Le Pôle Technologique repose sur la mutualisation des efforts des différentes institutions sous la tutelle du ministère. Il rassemble ainsi le ministère de l’Équipement et de l’Eau, l’École Hassania des Travaux Publics (EHTP), le Conseil d’Ingénierie et de Développement (CID) et le Laboratoire Public d’Essais et d’Études (LPEE), dans le but de transformer les priorités publiques en capacités scientifiques et techniques avancées.
Le ministère a indiqué que le projet a débuté par une phase d’autodiagnostic en 2022, ayant permis d’identifier les principaux défis liés au développement du capital humain, à la modernisation des modes de gestion, au transfert d’expertise et au renforcement de la synergie entre les diverses composantes de son écosystème technique.
Sur le plan de la formation, le ministère a confirmé qu’il travaille à la modernisation de l’École Hassania des Travaux Publics et au renforcement des instituts de formation spécialisés, parallèlement au développement de la recherche scientifique appliquée. L’objectif est de former des ingénieurs et des techniciens qualifiés pour répondre aux exigences des métiers de demain et accompagner les grands projets du Royaume.
Le projet prévoit également la création de cinq instituts spécialisés au sein du Pôle Technologique, dédiés aux domaines de la transformation numérique, de la sécurité hydrique, des technologies avancées, des techniques de simulation d’infrastructures et de territoires, ainsi qu’à l’appui à l’innovation, à la recherche appliquée et au développement de modèles mathématiques et d’outils numériques. Ces instituts constitueront des plateformes nationales de production de savoir et de développement de solutions technologiques.
De plus, le projet comprend la construction d’une Tour Scientifique abritant des laboratoires modernes, des plateformes technologiques, des espaces de recherche, d’innovation et de formation, ainsi que des équipements de pointe incluant une salle blanche, un espace dédié aux technologies quantiques, un centre de données (datacenter), et des infrastructures de cloud computing, de cybersécurité, d’ingénierie des données et de photogrammétrie, renforçant ainsi les capacités du Royaume en matière de recherche, d’expérimentation et de qualification scientifique.
En matière de gouvernance, le ministère a souligné la création d’un Groupement d’Intérêt Public (GIP) pour le Pôle Technologique, suite à la publication au Bulletin Officiel de la décision portant sa création et sa gestion, afin d’unifier les ressources, de coordonner les projets, de développer les partenariats et d’adopter des mécanismes de gouvernance efficaces et transparents.

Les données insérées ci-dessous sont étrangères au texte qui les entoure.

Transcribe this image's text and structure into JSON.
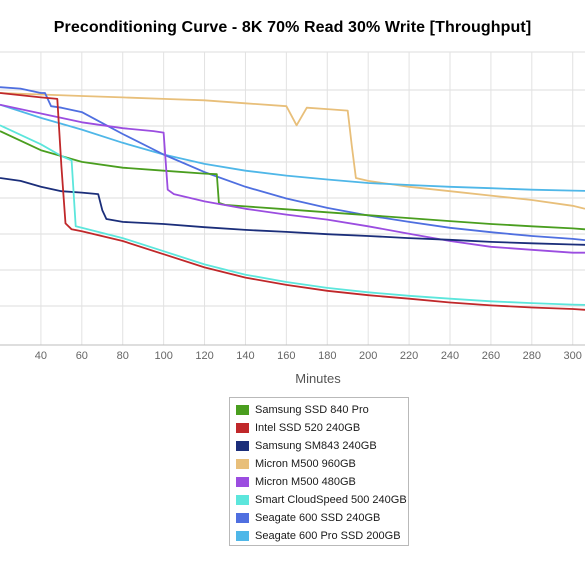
{
  "title": "Preconditioning Curve - 8K 70% Read 30% Write [Throughput]",
  "chart_data": {
    "type": "line",
    "title": "Preconditioning Curve - 8K 70% Read 30% Write [Throughput]",
    "xlabel": "Minutes",
    "ylabel": "",
    "x_ticks": [
      40,
      60,
      80,
      100,
      120,
      140,
      160,
      180,
      200,
      220,
      240,
      260,
      280,
      300
    ],
    "xlim": [
      20,
      306
    ],
    "ylim": [
      0,
      100
    ],
    "grid": true,
    "legend_position": "bottom-center",
    "series": [
      {
        "name": "Samsung SSD 840 Pro",
        "color": "#4a9e1f",
        "x": [
          20,
          40,
          60,
          80,
          100,
          120,
          126,
          127,
          130,
          140,
          160,
          180,
          200,
          220,
          240,
          260,
          280,
          300,
          306
        ],
        "y": [
          73,
          66.5,
          62.5,
          60.5,
          59.5,
          58.5,
          58.3,
          48.5,
          47.8,
          47.3,
          46.3,
          45.3,
          44.3,
          43.3,
          42.3,
          41.3,
          40.5,
          39.8,
          39.5
        ]
      },
      {
        "name": "Intel SSD 520 240GB",
        "color": "#c0282a",
        "x": [
          20,
          40,
          48,
          50,
          52,
          55,
          60,
          80,
          100,
          120,
          140,
          160,
          180,
          200,
          220,
          240,
          260,
          280,
          300,
          306
        ],
        "y": [
          86,
          84.5,
          84,
          61,
          41.5,
          39.5,
          38.8,
          35.5,
          31,
          26.5,
          23,
          20.5,
          18.5,
          17,
          15.8,
          14.5,
          13.5,
          12.8,
          12.3,
          12
        ]
      },
      {
        "name": "Samsung SM843 240GB",
        "color": "#1b2e7a",
        "x": [
          20,
          30,
          40,
          50,
          60,
          68,
          70,
          72,
          80,
          100,
          120,
          140,
          160,
          180,
          200,
          220,
          240,
          260,
          280,
          300,
          306
        ],
        "y": [
          57,
          56,
          54,
          52.5,
          52,
          51.5,
          46,
          43,
          42,
          41.3,
          40.2,
          39.3,
          38.6,
          37.8,
          37.2,
          36.5,
          35.9,
          35.2,
          34.7,
          34.3,
          34.2
        ]
      },
      {
        "name": "Micron M500 960GB",
        "color": "#e8bf7a",
        "x": [
          20,
          40,
          60,
          80,
          100,
          120,
          140,
          160,
          165,
          170,
          180,
          190,
          192,
          194,
          200,
          220,
          240,
          260,
          280,
          300,
          306
        ],
        "y": [
          86,
          85.5,
          85,
          84.5,
          84,
          83.5,
          82.5,
          81.5,
          75,
          81,
          80.5,
          80,
          68,
          57,
          56,
          54,
          52.5,
          51,
          49.5,
          47.5,
          46.5
        ]
      },
      {
        "name": "Micron M500 480GB",
        "color": "#9b4de0",
        "x": [
          20,
          40,
          60,
          80,
          95,
          100,
          102,
          105,
          120,
          140,
          160,
          180,
          200,
          220,
          240,
          260,
          280,
          300,
          306
        ],
        "y": [
          82,
          79,
          76,
          74,
          73,
          72.5,
          53,
          51.5,
          49,
          46.5,
          44.5,
          42.8,
          40.5,
          38,
          35.5,
          33.5,
          32.5,
          31.5,
          31.5
        ]
      },
      {
        "name": "Smart CloudSpeed 500 240GB",
        "color": "#5ce6dc",
        "x": [
          20,
          40,
          50,
          55,
          57,
          60,
          80,
          100,
          120,
          140,
          160,
          180,
          200,
          220,
          240,
          260,
          280,
          300,
          306
        ],
        "y": [
          75,
          68.5,
          64.5,
          63,
          40.5,
          40,
          36.5,
          32,
          27.5,
          24,
          21.5,
          19.5,
          18,
          16.8,
          15.8,
          14.9,
          14.3,
          13.8,
          13.7
        ]
      },
      {
        "name": "Seagate 600 SSD 240GB",
        "color": "#4f6fe0",
        "x": [
          20,
          30,
          40,
          42,
          45,
          50,
          60,
          80,
          100,
          120,
          140,
          160,
          180,
          200,
          220,
          240,
          260,
          280,
          300,
          306
        ],
        "y": [
          88,
          87.5,
          86,
          86,
          81.5,
          81,
          79.5,
          72,
          65,
          59,
          54,
          50,
          46.8,
          44.2,
          42,
          40,
          38.5,
          37.2,
          36.2,
          35.8
        ]
      },
      {
        "name": "Seagate 600 Pro SSD 200GB",
        "color": "#4fb7e8",
        "x": [
          20,
          40,
          60,
          80,
          100,
          120,
          140,
          160,
          180,
          200,
          220,
          240,
          260,
          280,
          300,
          306
        ],
        "y": [
          82,
          77.5,
          73.5,
          69,
          65,
          61.8,
          59.5,
          57.8,
          56.5,
          55.3,
          54.6,
          54,
          53.5,
          53,
          52.7,
          52.6
        ]
      }
    ]
  }
}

Enfin, le ministère a confirmé que la mise en œuvre du projet se fera de manière progressive jusqu’en 2040, soutenant ainsi la recherche appliquée, l’innovation, la veille technologique et le transfert de connaissances au service des politiques publiques et des secteurs stratégiques. Le Pôle Technologique constituera à l’avenir un espace national réunissant les administrations publiques, les institutions de recherche, l’expertise technique et le secteur privé, contribuant ainsi au renforcement de la souveraineté technologique et hydrique, à la résilience des infrastructures et à la compétitivité de l’économie nationale.